Ever wonder if Philadelphia’s Police Department made any strides in 2015 in the way officers stop and frisk pedestrians — especially after the ACLU sued the city over unconstitutional stops?
The Defender Association of Philadelphia has, and it requested scores of records on pedestrian and vehicle stops from the department, which has fought hard to keep the information confidential.
The Pennsylvania Office of Open Records sided with the association, saying the city must comply with its request. But this week, attorneys for the city have appealed, moving the battle to the Court of Common Pleas. The court documents can be read below.
“It’s a very critical area for public scrutiny,” said Kelvyn Anderson, who leads the civilian-run Police Advisory Commission. “Stop-and-frisk has been one of the more contentious aspects of policing in our city for many years now. Allowing the public to view this information would, hopefully, let people make some judgments on that on their own.”
The Kenney administration say they were surprised by the appeal.
“At this time, the City’s Solicitor Office is working with the Defender’s Association on this case,” said Kenney spokeswoman Lauren Hitt. “Had we been made aware, this appeal would not have been filed.”
Hitt said the appeal had been in progress under the Nutter administration and that City Solicitor Shelley Smith “was not forthcoming” about what lawsuits the Kenney administration was inheriting.
Still, a motion to dismiss this appeal has not yet been filed .
The ACLU filed a federal lawsuit in 2010, alleging that city police were systemically stopping pedestrians without reasonable suspicion and that the stops disproportionately targeted blacks and Latinos.
As a result of the suit settlement, the department has been under a court-appointed monitor. And a judge ordered the department to report extensive data on all stops-and-frisk incidents, which is to be stored in a database.
Ever since the court order, the department has filed public progress reports to the court-appointed monitor and to federal court. The last one, filed in March, found that nearly four out of 10 stops in 2014 were unlawful, having been conducted without reasonably suspicion. That was fodder for critics of the department, but it was an improvement from 2012, when nearly half of all stops violated the Fourth Amendment.
But the association of city defense attorneys wanted more information —including the location of the stop, the reason for the stop, the race of the suspect and what, if anything, was seized — from January 2014 to the present.

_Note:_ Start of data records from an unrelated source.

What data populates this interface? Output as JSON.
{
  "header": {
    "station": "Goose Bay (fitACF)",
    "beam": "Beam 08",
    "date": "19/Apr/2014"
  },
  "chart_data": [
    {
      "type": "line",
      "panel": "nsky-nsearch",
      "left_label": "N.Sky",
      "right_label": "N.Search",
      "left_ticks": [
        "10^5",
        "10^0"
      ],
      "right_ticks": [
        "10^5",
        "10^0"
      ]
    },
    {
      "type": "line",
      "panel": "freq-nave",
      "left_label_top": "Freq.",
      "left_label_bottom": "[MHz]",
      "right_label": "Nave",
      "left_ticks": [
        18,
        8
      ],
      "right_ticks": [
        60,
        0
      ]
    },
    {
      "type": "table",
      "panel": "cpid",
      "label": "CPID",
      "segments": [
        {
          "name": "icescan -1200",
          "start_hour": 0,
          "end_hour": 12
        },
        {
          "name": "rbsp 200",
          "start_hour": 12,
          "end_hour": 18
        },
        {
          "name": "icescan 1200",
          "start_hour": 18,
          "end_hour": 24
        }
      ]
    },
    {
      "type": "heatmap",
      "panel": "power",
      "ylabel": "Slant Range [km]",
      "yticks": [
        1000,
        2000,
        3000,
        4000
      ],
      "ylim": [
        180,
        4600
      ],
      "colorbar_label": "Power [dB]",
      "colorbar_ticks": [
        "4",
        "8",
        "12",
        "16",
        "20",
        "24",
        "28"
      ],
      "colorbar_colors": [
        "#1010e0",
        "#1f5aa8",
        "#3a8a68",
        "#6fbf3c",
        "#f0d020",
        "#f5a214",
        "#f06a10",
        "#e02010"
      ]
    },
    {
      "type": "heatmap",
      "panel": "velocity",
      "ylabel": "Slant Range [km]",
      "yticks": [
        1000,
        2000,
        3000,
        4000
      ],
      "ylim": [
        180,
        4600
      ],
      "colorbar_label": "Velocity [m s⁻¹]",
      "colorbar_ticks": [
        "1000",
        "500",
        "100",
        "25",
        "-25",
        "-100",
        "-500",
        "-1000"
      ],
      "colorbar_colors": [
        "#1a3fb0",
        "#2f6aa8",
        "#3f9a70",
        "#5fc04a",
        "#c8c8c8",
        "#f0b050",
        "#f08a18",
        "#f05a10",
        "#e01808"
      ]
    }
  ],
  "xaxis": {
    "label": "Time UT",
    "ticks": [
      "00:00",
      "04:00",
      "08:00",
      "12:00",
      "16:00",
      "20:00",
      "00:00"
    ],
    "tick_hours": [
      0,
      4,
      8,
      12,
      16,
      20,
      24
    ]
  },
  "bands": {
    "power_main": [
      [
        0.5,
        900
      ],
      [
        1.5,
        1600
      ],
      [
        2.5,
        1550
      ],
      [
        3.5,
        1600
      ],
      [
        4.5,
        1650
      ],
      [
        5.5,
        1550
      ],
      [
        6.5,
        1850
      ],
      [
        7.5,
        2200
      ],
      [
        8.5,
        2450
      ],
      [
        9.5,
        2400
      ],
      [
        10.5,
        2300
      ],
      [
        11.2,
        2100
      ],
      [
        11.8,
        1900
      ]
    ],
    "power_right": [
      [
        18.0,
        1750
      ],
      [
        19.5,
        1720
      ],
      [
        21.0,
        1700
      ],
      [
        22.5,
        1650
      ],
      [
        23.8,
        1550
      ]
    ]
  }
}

The association did not ask for the police incident reports connected with the stops, nor did it ask for the identity of the individual stopped.
Still, city officials said the request constituted an “unreasonable burden.” They also said that aggregate information was exempt from state open records laws because it was related to a criminal investigation.
Yet the Office of Open Records determined that, because the court order requires reporting the data, the police department is obligated to turn it over when requested. What’s more, the aggregate data only does not constitute “investigative information,” the office found.
The looming court battle over the stop-and-frisk data coincides with Mayor Jim Kenney’s sharp comments about the department reforming its practices around pedestrian interactions, and the newly appointed Police Commissioner Richard Ross’ willingness to advance dozens of police reforms set in motion by Charles Ramsey.
The department’s own reporting shows that pedestrian stops are problematic, Anderson said, so withholding key information about how rank-and-file officers interact with the public is a step in the wrong direction.
“From our point of view,” Anderson said, “we need as much public information on the table as possible.”